The researchers scrutinized the medical records of 785,167 California cancer patients, 386,607 of whom had died:
- Compared with married men with cancer, singles were 27 percent more likely to die during the follow-up period.
- Compared to married women, singles were 19 percent more likely to die.
When the researchers accounted for economic status and insurance in their calculations, they found that married men and women still did better than singles. Single men diagnosed with cancer were 22 percent more likely to die and single women diagnosed with cancer were 15 percent more likely to die than their married counterparts. That suggests it’s the social support patients get from their spouses that makes the difference, Gomez said.
The new findings are “pretty striking,” said Dana Bovbjerg, director of the biobehavioral oncology program at the University of Pittsburgh Cancer Institute. “It will be very interesting to see if this sparks more research into what the social side is, especially for men.”

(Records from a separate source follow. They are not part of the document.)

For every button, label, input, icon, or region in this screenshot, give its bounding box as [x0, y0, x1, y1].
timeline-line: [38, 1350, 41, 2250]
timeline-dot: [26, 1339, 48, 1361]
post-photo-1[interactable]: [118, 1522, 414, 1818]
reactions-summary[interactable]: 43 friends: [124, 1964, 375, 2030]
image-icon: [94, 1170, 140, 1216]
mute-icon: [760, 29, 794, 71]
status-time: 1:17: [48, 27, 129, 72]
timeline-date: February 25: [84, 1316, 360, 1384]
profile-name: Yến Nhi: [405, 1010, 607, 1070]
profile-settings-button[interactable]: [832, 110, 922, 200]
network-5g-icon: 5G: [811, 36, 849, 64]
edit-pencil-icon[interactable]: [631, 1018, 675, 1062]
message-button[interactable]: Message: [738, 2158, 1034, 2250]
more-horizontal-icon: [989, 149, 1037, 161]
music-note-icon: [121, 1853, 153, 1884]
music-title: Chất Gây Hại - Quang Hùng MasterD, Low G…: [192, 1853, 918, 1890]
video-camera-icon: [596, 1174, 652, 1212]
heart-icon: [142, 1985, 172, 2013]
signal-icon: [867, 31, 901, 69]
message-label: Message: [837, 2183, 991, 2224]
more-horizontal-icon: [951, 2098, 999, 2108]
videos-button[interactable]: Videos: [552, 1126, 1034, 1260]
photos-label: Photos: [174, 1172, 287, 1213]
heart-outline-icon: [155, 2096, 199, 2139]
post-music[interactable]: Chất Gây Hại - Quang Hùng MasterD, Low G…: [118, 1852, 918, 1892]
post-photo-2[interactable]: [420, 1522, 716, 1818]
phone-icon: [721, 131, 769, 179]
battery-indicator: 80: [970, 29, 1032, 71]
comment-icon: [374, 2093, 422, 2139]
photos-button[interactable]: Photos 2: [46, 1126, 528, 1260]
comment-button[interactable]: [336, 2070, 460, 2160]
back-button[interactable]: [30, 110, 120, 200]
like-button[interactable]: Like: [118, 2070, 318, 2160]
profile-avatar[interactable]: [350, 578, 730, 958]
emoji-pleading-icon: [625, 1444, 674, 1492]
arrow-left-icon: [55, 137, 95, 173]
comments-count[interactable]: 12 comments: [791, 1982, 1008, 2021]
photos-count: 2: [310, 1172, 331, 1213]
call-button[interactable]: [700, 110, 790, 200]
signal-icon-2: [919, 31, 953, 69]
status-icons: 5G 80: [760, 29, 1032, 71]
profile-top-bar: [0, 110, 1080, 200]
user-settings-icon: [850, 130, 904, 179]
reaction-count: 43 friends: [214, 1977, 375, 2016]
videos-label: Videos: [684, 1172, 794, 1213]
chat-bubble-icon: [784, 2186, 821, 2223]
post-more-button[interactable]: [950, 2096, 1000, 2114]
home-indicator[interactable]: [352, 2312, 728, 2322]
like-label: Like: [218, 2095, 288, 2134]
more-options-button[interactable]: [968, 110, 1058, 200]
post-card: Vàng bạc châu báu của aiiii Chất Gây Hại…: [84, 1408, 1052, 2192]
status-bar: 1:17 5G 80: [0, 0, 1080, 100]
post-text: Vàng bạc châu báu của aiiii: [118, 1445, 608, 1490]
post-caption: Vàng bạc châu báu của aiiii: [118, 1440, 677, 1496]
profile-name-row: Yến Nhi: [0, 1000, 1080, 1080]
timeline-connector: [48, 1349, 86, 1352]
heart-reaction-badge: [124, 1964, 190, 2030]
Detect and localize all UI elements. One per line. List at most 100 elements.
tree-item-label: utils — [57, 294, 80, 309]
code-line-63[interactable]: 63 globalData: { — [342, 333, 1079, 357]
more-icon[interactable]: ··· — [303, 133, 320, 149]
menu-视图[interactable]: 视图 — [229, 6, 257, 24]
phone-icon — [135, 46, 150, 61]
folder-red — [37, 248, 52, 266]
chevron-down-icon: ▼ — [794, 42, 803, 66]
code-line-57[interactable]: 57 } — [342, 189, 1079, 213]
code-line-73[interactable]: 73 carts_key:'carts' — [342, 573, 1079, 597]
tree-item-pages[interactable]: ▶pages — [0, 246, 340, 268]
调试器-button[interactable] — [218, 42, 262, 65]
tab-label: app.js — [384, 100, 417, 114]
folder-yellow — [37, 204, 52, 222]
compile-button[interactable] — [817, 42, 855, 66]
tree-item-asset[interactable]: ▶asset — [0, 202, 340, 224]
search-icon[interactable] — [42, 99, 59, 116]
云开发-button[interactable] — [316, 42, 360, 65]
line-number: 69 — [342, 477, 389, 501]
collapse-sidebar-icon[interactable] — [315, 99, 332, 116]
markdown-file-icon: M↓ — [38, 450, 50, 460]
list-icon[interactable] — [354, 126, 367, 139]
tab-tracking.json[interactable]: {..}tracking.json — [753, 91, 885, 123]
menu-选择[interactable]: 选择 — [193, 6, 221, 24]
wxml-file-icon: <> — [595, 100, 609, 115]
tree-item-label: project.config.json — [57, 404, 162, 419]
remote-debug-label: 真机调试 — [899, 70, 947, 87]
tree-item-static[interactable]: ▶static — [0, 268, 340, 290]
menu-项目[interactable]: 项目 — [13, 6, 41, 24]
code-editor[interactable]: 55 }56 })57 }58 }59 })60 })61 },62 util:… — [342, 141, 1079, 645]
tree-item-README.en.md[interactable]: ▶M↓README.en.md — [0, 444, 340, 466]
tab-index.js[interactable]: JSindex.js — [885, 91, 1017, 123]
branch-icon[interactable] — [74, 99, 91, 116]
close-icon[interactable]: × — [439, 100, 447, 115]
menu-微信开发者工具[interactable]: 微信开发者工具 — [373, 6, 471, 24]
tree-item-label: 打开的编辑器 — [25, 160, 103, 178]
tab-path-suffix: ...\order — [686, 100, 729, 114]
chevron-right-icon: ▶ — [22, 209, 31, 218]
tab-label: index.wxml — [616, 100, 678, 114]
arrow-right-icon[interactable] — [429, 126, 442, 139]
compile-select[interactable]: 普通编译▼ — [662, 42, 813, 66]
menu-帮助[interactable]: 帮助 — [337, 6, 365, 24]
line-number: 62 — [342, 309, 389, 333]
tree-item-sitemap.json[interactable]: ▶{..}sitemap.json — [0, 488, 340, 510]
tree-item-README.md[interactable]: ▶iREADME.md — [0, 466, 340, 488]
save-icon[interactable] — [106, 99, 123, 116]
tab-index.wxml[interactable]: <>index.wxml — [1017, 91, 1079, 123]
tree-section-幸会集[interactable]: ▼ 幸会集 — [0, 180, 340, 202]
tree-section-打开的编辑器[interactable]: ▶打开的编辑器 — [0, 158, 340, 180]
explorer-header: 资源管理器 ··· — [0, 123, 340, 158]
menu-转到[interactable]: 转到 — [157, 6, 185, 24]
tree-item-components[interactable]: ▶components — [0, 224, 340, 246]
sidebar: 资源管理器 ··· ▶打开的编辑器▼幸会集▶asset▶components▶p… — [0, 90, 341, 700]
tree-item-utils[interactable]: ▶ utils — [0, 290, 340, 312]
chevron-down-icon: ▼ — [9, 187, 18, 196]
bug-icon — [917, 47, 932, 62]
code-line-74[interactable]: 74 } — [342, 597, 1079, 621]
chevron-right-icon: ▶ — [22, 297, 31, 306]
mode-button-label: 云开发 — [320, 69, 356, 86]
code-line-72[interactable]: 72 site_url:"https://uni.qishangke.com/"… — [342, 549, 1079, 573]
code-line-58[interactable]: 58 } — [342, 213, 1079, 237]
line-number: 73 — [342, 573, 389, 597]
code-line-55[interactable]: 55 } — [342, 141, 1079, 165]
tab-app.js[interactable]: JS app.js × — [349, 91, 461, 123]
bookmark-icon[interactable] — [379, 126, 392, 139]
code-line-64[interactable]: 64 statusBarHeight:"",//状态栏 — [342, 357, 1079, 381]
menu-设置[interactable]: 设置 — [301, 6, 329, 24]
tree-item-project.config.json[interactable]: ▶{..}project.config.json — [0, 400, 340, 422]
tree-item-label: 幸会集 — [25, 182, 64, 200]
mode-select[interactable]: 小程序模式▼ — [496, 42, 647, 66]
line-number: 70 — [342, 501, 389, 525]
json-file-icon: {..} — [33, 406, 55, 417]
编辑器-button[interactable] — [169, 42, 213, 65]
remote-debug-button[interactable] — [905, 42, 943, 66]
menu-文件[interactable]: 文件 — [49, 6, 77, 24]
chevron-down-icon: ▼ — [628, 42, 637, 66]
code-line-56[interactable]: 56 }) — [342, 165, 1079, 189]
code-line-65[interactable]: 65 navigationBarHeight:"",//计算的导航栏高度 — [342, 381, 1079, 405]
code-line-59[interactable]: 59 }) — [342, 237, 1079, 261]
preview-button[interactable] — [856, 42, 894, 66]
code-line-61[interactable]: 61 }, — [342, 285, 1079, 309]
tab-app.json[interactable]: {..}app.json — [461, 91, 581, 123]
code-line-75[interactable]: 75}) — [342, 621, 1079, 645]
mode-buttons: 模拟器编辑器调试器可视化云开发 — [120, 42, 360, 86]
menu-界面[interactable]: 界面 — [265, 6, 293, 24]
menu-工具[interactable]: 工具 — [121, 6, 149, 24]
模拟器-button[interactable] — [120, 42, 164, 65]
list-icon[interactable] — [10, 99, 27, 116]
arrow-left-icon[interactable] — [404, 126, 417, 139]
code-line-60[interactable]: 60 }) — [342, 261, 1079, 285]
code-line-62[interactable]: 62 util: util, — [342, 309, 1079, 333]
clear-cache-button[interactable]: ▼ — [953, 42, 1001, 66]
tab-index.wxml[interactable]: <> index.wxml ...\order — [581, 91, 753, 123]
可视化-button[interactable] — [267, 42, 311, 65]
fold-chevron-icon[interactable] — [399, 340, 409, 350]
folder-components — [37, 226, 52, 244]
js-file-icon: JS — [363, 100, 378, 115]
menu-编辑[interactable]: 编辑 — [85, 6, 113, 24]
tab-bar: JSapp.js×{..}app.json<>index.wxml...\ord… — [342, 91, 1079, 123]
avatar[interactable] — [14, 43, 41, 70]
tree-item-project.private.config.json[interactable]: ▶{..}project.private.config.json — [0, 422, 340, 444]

What is known is that “having someone you can confide in can reduce stress,” Bovbjerg said, adding that that doesn’t need to be a spouse. Other important people in your life can fill that role, he added.
As for why women may not benefit as much from marriage, Bovbjerg said that might be because they are more likely than men to have a circle of close friends.
“Men often don’t have a social structure outside of marriage,” he said.
Physicians should learn about their patients' social connections and urge the unmarried ones to reach out to friends and family for physical and emotional help in coping with the disease, Gomez says.
The report was published in the journal Cancer.